Vous connaissez le Puy-Pagan, sur la route de Saint-Donnat, près de la chapelle ruinée ?
— Ce rocher roux où il y a des aigles ?…
— Où l’on voit des restes de tours ?…
— Et d’où les gens qui vont aux communaux de Saint-Donnat couper la litière rapportent, à la fin février, de si belles fleurs écarlates ?…
— Ils les cueillent au pied du roc, dans le petit bois qui y verdit ; mais ils les trouveraient bien plus nombreuses et plus belles, là-haut, au milieu des ruines, où les aigles seuls peuvent aller. Des fleurs, mes amis, qu’on n’a vues nulle part ailleurs, des fleurs comme les rois eux-mêmes n’en ont pas ! des fleurs enfin qui sont un peu fées, car elles proviennent en droite ligne, depuis mille et encore mille ans, des jardins de la belle Mourette.

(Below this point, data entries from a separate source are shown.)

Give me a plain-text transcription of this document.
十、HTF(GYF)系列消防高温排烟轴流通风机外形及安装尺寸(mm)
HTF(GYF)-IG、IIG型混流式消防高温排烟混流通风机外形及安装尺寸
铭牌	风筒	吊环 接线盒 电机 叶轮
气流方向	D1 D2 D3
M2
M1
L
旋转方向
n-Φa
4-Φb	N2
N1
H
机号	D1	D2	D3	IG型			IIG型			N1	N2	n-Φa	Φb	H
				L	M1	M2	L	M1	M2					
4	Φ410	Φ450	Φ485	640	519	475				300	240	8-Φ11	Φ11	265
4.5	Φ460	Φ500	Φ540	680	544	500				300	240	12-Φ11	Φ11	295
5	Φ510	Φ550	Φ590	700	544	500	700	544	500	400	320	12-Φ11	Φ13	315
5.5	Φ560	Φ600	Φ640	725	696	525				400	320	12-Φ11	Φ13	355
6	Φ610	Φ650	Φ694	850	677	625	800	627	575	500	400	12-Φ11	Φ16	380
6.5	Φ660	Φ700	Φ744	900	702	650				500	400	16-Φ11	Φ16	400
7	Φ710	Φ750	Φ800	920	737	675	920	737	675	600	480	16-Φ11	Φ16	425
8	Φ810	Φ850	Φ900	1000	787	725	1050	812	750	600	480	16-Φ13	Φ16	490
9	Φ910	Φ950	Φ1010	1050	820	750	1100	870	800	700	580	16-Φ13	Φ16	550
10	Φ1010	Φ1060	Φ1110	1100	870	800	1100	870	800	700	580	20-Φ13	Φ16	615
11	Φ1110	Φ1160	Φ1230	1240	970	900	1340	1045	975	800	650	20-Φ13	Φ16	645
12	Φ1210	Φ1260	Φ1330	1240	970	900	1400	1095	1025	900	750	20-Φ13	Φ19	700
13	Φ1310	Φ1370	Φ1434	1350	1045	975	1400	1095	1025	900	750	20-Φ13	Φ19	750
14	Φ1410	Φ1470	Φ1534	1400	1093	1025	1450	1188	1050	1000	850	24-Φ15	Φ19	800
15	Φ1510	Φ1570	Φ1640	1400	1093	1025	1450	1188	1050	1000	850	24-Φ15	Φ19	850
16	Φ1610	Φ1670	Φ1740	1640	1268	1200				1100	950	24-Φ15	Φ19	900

Le château de Puy-Pagan, à l’époque où Mourette vivait, était le plus fort de la contrée. Inaccessible sur son roc et perdu tout au fond d’une forêt immense qu’habitaient les ours et les loups, on ne pouvait y arriver que par de périlleux sentiers emmêlés comme les fils d’un écheveau et connus des seuls propriétaires. L’audacieux qui en aurait rêvé l’assaut était condamné, sans qu’on eût besoin de le repousser par les armes, à périr, son chemin perdu, sous la dent des bêtes ou à rouler dans quelque abîme.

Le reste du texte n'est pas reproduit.